In case you haven’t heard, there is a nasty bug called Emerald Ash Borer (EAB) that is wiping out ash trees across the eastern United States and is now in our backyard, literally. To learn more about this devastating pest, click here .
Reminiscent of the 1960’s when we lost almost every American elm, this situation could have been prevented by planting a more diverse urban landscape. In case you’ve forgotten or were too young to remember, this is what that looked like. Now decades later, we still haven’t learned our lesson.
Okay, I’m done scolding and dwelling on the past. Now, for a solution. The following 5 trees are awesome in almost every way and should be part of your next landscaping project.
Kentucky Coffeetree Gymnocladus dioicus
There’s so much to say about this underused beauty.

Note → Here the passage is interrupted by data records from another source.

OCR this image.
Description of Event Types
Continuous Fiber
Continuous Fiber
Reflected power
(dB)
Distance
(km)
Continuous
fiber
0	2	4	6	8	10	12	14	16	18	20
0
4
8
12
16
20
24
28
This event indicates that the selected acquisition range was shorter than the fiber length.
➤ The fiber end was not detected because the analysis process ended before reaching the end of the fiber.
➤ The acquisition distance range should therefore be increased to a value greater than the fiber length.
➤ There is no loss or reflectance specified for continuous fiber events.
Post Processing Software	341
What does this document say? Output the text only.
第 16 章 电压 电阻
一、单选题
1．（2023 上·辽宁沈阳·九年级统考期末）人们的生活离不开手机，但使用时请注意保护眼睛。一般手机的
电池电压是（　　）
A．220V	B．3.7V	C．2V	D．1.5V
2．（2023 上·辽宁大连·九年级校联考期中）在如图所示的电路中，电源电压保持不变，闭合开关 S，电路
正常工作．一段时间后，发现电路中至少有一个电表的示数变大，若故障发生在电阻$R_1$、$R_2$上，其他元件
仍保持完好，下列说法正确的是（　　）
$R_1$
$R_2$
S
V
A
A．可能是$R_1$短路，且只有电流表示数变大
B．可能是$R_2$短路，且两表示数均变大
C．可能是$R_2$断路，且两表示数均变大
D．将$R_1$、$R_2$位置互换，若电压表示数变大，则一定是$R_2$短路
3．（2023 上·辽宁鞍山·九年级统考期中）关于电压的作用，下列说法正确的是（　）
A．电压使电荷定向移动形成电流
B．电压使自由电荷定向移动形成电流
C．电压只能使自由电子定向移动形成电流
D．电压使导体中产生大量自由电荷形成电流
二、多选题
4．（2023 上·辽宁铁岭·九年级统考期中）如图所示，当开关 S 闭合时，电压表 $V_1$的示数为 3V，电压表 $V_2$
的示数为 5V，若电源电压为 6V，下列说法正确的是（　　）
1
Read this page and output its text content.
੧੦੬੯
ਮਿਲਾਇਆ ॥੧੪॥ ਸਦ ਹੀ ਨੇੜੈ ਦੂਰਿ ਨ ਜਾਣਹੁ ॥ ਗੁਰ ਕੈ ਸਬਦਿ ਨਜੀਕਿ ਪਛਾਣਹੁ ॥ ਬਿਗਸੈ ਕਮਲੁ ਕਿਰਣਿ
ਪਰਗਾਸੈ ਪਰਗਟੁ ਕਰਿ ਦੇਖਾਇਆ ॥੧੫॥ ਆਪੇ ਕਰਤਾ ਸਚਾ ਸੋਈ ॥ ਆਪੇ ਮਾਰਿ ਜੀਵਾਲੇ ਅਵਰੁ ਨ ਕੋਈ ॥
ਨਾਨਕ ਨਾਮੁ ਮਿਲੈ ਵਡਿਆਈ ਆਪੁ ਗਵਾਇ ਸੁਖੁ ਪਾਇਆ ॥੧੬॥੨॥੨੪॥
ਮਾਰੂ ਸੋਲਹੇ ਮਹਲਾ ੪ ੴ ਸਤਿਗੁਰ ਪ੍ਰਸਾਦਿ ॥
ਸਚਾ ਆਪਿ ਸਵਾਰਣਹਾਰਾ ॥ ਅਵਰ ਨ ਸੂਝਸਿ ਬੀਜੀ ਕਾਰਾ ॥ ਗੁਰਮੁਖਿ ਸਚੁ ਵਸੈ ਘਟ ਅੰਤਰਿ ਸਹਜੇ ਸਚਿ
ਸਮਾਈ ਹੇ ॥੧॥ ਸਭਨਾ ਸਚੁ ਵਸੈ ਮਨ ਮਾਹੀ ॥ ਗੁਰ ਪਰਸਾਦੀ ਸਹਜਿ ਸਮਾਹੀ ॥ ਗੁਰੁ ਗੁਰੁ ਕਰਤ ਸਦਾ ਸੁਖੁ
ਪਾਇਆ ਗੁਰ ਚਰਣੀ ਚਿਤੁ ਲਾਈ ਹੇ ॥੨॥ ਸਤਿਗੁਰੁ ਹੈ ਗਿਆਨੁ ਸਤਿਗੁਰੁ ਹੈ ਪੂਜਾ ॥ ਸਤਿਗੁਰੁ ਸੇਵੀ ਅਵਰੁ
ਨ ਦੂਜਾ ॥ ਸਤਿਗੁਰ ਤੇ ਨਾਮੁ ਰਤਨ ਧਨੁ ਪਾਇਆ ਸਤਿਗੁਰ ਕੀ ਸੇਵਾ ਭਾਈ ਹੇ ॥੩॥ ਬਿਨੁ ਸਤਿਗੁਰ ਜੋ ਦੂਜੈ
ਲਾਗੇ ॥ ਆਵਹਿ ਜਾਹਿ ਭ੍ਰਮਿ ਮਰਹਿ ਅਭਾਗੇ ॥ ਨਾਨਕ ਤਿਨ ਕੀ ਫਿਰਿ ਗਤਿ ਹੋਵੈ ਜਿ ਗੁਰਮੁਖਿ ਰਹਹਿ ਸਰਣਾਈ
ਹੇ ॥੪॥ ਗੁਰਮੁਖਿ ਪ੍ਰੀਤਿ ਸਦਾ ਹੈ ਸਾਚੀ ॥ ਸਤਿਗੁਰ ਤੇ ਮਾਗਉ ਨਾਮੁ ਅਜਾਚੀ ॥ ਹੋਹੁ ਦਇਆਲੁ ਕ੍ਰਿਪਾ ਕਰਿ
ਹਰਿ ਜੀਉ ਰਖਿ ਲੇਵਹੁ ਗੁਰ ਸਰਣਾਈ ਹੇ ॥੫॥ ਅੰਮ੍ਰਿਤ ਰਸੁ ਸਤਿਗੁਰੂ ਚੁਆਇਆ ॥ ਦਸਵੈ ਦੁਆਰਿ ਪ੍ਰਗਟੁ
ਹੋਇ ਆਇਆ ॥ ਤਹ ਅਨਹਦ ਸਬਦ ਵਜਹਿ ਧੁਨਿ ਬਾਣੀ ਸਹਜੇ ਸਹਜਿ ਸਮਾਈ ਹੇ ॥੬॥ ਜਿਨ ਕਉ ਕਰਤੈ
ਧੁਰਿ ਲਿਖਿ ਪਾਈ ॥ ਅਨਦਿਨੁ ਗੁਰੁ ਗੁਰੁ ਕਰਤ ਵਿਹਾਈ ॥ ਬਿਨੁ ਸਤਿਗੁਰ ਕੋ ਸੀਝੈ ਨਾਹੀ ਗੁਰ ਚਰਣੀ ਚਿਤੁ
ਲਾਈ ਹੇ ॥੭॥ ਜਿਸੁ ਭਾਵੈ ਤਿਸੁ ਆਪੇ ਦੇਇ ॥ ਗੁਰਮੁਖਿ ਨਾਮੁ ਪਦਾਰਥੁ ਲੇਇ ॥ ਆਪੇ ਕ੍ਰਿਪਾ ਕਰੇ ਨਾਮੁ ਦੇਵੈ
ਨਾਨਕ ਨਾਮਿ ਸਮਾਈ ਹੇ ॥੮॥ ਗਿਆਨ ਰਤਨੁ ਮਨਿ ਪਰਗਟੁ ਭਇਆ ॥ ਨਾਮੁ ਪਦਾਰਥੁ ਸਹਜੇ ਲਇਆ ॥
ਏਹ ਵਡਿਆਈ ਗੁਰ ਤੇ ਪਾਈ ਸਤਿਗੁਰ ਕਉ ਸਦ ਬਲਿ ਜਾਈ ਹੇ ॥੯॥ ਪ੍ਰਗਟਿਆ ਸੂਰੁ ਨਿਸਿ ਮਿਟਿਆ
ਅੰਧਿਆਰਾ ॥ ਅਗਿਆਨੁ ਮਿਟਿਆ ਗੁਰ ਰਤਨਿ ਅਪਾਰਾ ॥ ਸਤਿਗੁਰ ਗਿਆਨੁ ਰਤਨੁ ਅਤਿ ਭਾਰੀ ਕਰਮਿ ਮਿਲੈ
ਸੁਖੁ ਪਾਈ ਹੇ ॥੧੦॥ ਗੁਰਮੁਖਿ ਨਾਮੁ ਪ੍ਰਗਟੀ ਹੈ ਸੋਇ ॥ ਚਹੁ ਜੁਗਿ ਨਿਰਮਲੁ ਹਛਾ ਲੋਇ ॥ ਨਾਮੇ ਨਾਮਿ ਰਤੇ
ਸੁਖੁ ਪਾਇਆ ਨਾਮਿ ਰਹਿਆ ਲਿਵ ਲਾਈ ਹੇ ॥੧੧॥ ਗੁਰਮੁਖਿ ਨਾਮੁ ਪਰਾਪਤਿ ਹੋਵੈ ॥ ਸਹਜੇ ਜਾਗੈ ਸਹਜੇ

I’ll scratch the surface here, but the best place to learn more is the Brenton Arboretum, where they are working toward having a national collection. I love this tree for its locust-like compound foliage that provides dappled shade. The fall color is golden and the bark is so unique its hard to describe, but I’ll try; deep vertical ridges in the bark that are especially beautiful in thee winter. Height ranges from 50-70′ with a spread of 30-50′.
What a comeback this tree has made! There are so many wonderful hybrid elms to choose from. My go to sources are the Morton Arbortetum near Chicago and the Brenton Arboretum near Dallas Center, Iowa. I like Frontier for its pyramidal form and Accolade for its handsome glossy foliage. This is what the Morton Arboretum has to say about these two superior trees.
Frontier (Ulmus ‘Frontier’): An upright to pyramidal medium-sized tree that grows 25 to 40 feet high and 15 feet wide with a stiff, rounded crown. Fast grower. High tolerance to Dutch elm disease and elm yellows, moderate resistance to elm leaf beetle. Tolerates urban conditions, drought, poor soil and compaction. Gray bark with orange markings. Small leaves, reddish-purple fall color. US National Arboretum introduction. Use in smaller landscapes, along city streets and under power lines.he elm has made a comeback thanks to the hard work of the horticultural community.
Accolade® (Ulmus davidiana var. japonica ‘Morton’): An Asian hybrid that grows 40 to 60 feet high and 35 to 40 feet wide with an upright to vase-shaped form. Good resistance to Dutch elm disease, elm yellows and elm leaf beetle. Glossy green leaves, yellow fall color. The Morton Arboretum introduced this cultivar through Chicagoland Grows. Useful as street, parkway, or shade tree. To learn about more hybrids elms, click here.
You cannot go wrong with the majesty of this species. Yes, you are planting for your grandchildren and great grandchildren. But what a legacy! My go to oaks for Iowa are white oak (Quercus alba) and red oak (Quercus rubra). Both for their wonderful fall color, and red oak for its fast growth rate (compared to other oaks).
Iowa Sate Extension has a good list. Click here to see the list.
If your travels take you to Petersburg, Illinois, go see the oaks at Starhill Forest Arboretum. They are breath taking!
Ginkgo Ginkgo biloba
I love to share interesting tree facts with clients. People are always fascinated by the fact that ginkgo is an example of a living fossil, but it’s not the only one. According to Wikipedia,
“Some living fossils are taxa that were known from fossils before living representatives were discovered. The most famous examples of this are the coelacanthiform fishes Latimeria chalumnae and Latimeria menadoensis and the dawn redwood, Metasequoia, discovered in a remote Chinese valley.”
Dawn redwood is a lovely tree (and can be seen at the Brenton Arboretum), but isn’t as hardy as ginkgo. I love the unique fan-shaped leaf and the yummy buttery yellow fall foliage.
Shawnee Brave Baldcypress Taxodium Distichum ‘Mickelson’
As a designer, I’m constantly seeking narrow tough trees, and this one fits the bill. With a spread of only 15-20′, it is fits into the most challenging urban settings. And as if that weren’t enough, the feathery foliage is chartreuse in spring and cinnamon brown in autumn. This tree has so much going for it!
If you live in Iowa, the best place to see all of these ash alternatives, and much more, is the Brenton Arboretum. If you haven’t been there yet, you are missing out! Check out the website, then get in your car and get out there. You’ll be glad you did!